Far from the prosperity of SUVs, bike lanes and fireworks under the bubble of unreality called Vancouver, a proposed 93-square-kilometre artificial lake will soon eliminate access to the the best topsoil left in northern B.C. That’s because the B.C. government has given a green light for a 60-metre-high wall of compacted earth that will stretch more than a kilometre across the main stem of the Peace River.
Farmers, ranchers and trappers will lose their homes, and of course habitat big and small will affected. To witness the geography that will be radically changed, Pollon and photojournalist Ben Nelms have paddled through the section of the river that will be destroyed by the Site C dam reservoir. By also touring the same stretch by land, they have interviewed locals who stand to lose everything. The area has been home to humans for for eleven thousand years.
The Peace in Peril also tells the story of a trade-off of resources like timber and farmland for hydro power. Most people in southern British Columbia don’t have a clue. So the book is designed to generate more awareness and critical discussion.
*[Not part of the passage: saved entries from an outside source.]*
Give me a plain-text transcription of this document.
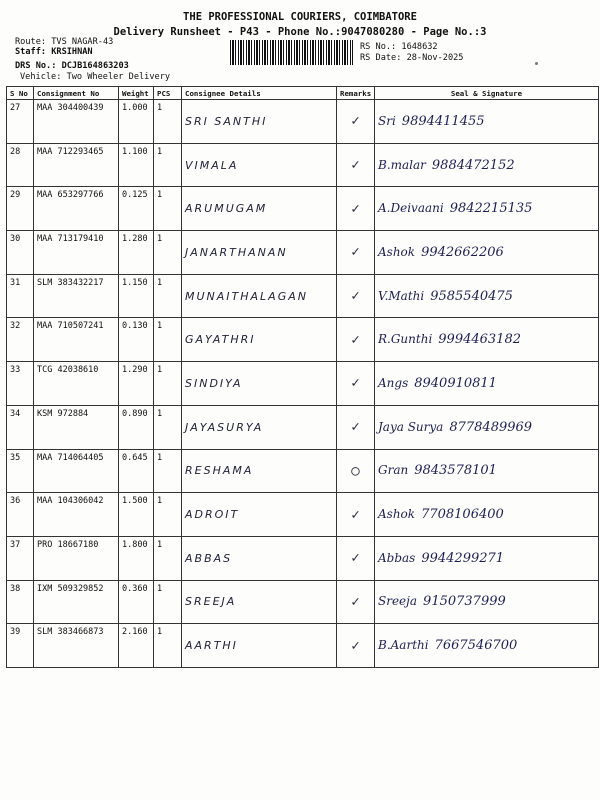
THE PROFESSIONAL COURIERS, COIMBATORE
Delivery Runsheet - P43 - Phone No.:9047080280 - Page No.:3
Route: TVS NAGAR-43
Staff: KRSIHNAN
DRS No.: DCJB164863203
Vehicle: Two Wheeler Delivery
RS No.: 1648632
RS Date: 28-Nov-2025
S No	Consignment No	Weight	PCS	Consignee Details	Remarks	Seal & Signature
27	MAA 304400439	1.000	1	SRI SANTHI	✓	Sri 9894411455
28	MAA 712293465	1.100	1	VIMALA	✓	B.malar 9884472152
29	MAA 653297766	0.125	1	ARUMUGAM	✓	A.Deivaani 9842215135
30	MAA 713179410	1.280	1	JANARTHANAN	✓	Ashok 9942662206
31	SLM 383432217	1.150	1	MUNAITHALAGAN	✓	V.Mathi 9585540475
32	MAA 710507241	0.130	1	GAYATHRI	✓	R.Gunthi 9994463182
33	TCG 42038610	1.290	1	SINDIYA	✓	Angs 8940910811
34	KSM 972884	0.890	1	JAYASURYA	✓	Jaya Surya 8778489969
35	MAA 714064405	0.645	1	RESHAMA	○	Gran 9843578101
36	MAA 104306042	1.500	1	ADROIT	✓	Ashok 7708106400
37	PRO 18667180	1.800	1	ABBAS	✓	Abbas 9944299271
38	IXM 509329852	0.360	1	SREEJA	✓	Sreeja 9150737999
39	SLM 383466873	2.160	1	AARTHI	✓	B.Aarthi 7667546700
Christopher Pollon is a Vancouver-based independent journalist who reports on the politics of natural resources, focusing on energy, mines and oceans. His work has appeared in The Walrus, Reader’s Digest, The Globe and Mail, and National Geographic Books, earning nominations by the National Magazine Awards (2016) and Western Magazine Awards (2013) for best business writing. Since 2008 he has been a Contributing Editor at The Tyee.